Northwest Arkansas Democrat-Gazette
Fighting cybercrime
The coronavirus pandemic has taken a toll on the economy, but members of at least one profession are making out better than ever: cybercriminals. The average ransom paid by hacked organizations nearly tripled last year over the previous year; the highest reported ransom paid, $10 million, also was double the previous year’s high. Worse, many of the victims are those most essential to keeping communities safe, healthy and in good working order: state and local governments, schools and hospitals.
Ransomware attacks use malicious software to lock a target out of its files - until the target pays to regain access to its own computers. The extortion will continue as long as it is profitable, and today too many of those paralyzed by these intrusions fork over the cash to get back to business as usual. The Treasury Department last fall issued an advisory that paying ransom could violate sanctions laws, if the ransom is paid to a designated cybercriminal. Congress should eventually go even further and prohibit these payments altogether. Yet that’s a lot for legislators in Washington to demand of a small town, college or clinic without providing ample support for protection and resilience. These places need help, and lawmakers must ensure they get it.
The federal government already disrupts operations and disables networks of bad actors when it can. It can also assist public-sector facilities around the country in hardening their infrastructure to deprive opportunists of any opening, as well as in recovering when infiltrators take advantage of whatever vulnerabilities remain. Acting Cybersecurity and Infrastructure Security Agency director Brandon Wales said last week that blocking such extortion has become a top priority for his division in the Department of Homeland Security. Already, CISA offers resources to state, local and tribal governments. But many of those governments don’t even know that.
Out of 11 bills mentioning ransomware last year, one lonely piece of legislation passed as a provision in the larger National Defense Authorization Act, tasking CISA with establishing state cybersecurity coordinators. That’s good, but state and local governments also need to be able to afford best practices. Homeland Security Secretary Alejandro Mayorkas recently announced an increase in the amount of money dedicated to cybersecurity in existing FEMA grants; a bill pending in the House of Representatives would create additional grants for implementing robust cybersecurity plans.
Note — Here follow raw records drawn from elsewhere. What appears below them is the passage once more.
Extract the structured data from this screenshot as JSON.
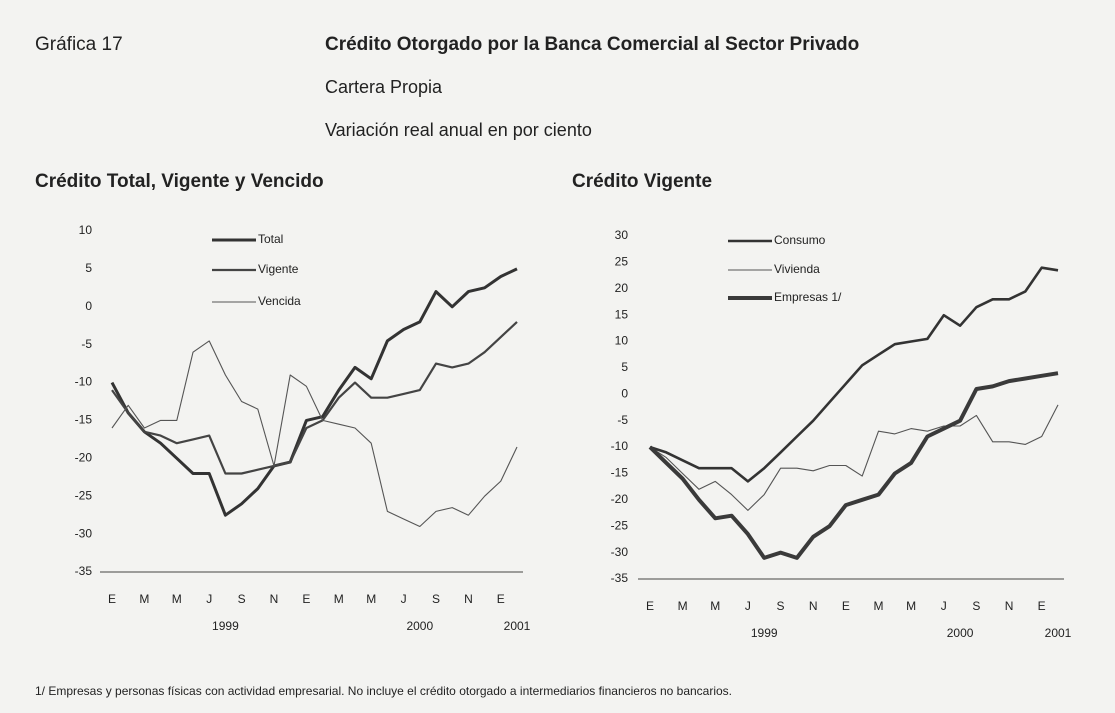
{
  "header": {
    "label": "Gráfica 17",
    "title": "Crédito Otorgado por la Banca Comercial al Sector Privado",
    "subtitles": [
      "Cartera Propia",
      "Variación real anual en por ciento"
    ]
  },
  "footnote": "1/ Empresas y personas físicas con actividad empresarial. No incluye el crédito otorgado a intermediarios financieros no bancarios.",
  "chart_data": [
    {
      "type": "line",
      "title": "Crédito Total, Vigente y Vencido",
      "categories": [
        "E",
        null,
        "M",
        null,
        "M",
        null,
        "J",
        null,
        "S",
        null,
        "N",
        null,
        "E",
        null,
        "M",
        null,
        "M",
        null,
        "J",
        null,
        "S",
        null,
        "N",
        null,
        "E",
        null
      ],
      "year_labels": [
        null,
        null,
        null,
        null,
        null,
        null,
        null,
        "1999",
        null,
        null,
        null,
        null,
        null,
        null,
        null,
        null,
        null,
        null,
        null,
        "2000",
        null,
        null,
        null,
        null,
        null,
        "2001"
      ],
      "ylim": [
        -35,
        10
      ],
      "yticks": [
        10,
        5,
        0,
        -5,
        -10,
        -15,
        -20,
        -25,
        -30,
        -35
      ],
      "series": [
        {
          "name": "Total",
          "color": "#333333",
          "width": 3,
          "values": [
            -10,
            -14,
            -16.5,
            -18,
            -20,
            -22,
            -22,
            -27.5,
            -26,
            -24,
            -21,
            -20.5,
            -15,
            -14.5,
            -11,
            -8,
            -9.5,
            -4.5,
            -3,
            -2,
            2,
            0,
            2,
            2.5,
            4,
            5
          ]
        },
        {
          "name": "Vigente",
          "color": "#444444",
          "width": 2.2,
          "values": [
            -11,
            -14,
            -16.5,
            -17,
            -18,
            -17.5,
            -17,
            -22,
            -22,
            -21.5,
            -21,
            -20.5,
            -16,
            -15,
            -12,
            -10,
            -12,
            -12,
            -11.5,
            -11,
            -7.5,
            -8,
            -7.5,
            -6,
            -4,
            -2
          ]
        },
        {
          "name": "Vencida",
          "color": "#555555",
          "width": 1.1,
          "values": [
            -16,
            -13,
            -16,
            -15,
            -15,
            -6,
            -4.5,
            -9,
            -12.5,
            -13.5,
            -21,
            -9,
            -10.5,
            -15,
            -15.5,
            -16,
            -18,
            -27,
            -28,
            -29,
            -27,
            -26.5,
            -27.5,
            -25,
            -23,
            -18.5
          ]
        }
      ]
    },
    {
      "type": "line",
      "title": "Crédito Vigente",
      "categories": [
        "E",
        null,
        "M",
        null,
        "M",
        null,
        "J",
        null,
        "S",
        null,
        "N",
        null,
        "E",
        null,
        "M",
        null,
        "M",
        null,
        "J",
        null,
        "S",
        null,
        "N",
        null,
        "E",
        null
      ],
      "year_labels": [
        null,
        null,
        null,
        null,
        null,
        null,
        null,
        "1999",
        null,
        null,
        null,
        null,
        null,
        null,
        null,
        null,
        null,
        null,
        null,
        "2000",
        null,
        null,
        null,
        null,
        null,
        "2001"
      ],
      "ylim": [
        -35,
        30
      ],
      "yticks": [
        30,
        25,
        20,
        15,
        10,
        5,
        0,
        -5,
        -10,
        -15,
        -20,
        -25,
        -30,
        -35
      ],
      "series": [
        {
          "name": "Consumo",
          "color": "#333333",
          "width": 2.6,
          "values": [
            -10,
            -11,
            -12.5,
            -14,
            -14,
            -14,
            -16.5,
            -14,
            -11,
            -8,
            -5,
            -1.5,
            2,
            5.5,
            7.5,
            9.5,
            10,
            10.5,
            15,
            13,
            16.5,
            18,
            18,
            19.5,
            24,
            23.5
          ]
        },
        {
          "name": "Vivienda",
          "color": "#555555",
          "width": 1.1,
          "values": [
            -10,
            -12,
            -15,
            -18,
            -16.5,
            -19,
            -22,
            -19,
            -14,
            -14,
            -14.5,
            -13.5,
            -13.5,
            -15.5,
            -7,
            -7.5,
            -6.5,
            -7,
            -6,
            -6,
            -4,
            -9,
            -9,
            -9.5,
            -8,
            -2
          ]
        },
        {
          "name": "Empresas 1/",
          "color": "#3a3a3a",
          "width": 4,
          "values": [
            -10,
            -13,
            -16,
            -20,
            -23.5,
            -23,
            -26.5,
            -31,
            -30,
            -31,
            -27,
            -25,
            -21,
            -20,
            -19,
            -15,
            -13,
            -8,
            -6.5,
            -5,
            1,
            1.5,
            2.5,
            3,
            3.5,
            4
          ]
        }
      ]
    }
  ]
}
Some senators, led by Gary Peters, D-Mich., and Rob Portman, R-Ohio, seek to expand DHS’s mandate to work with states and localities on cybersecurity. These worthwhile endeavors could be modified to address ransomware explicitly.
Right now, the country’s most crucial services are also cybercriminals’ most tempting targets, because the criminals know three things: that we can’t live without them, that they are unprotected and that people are willing to pay to release them from attack. That first part won’t change, but the next two must.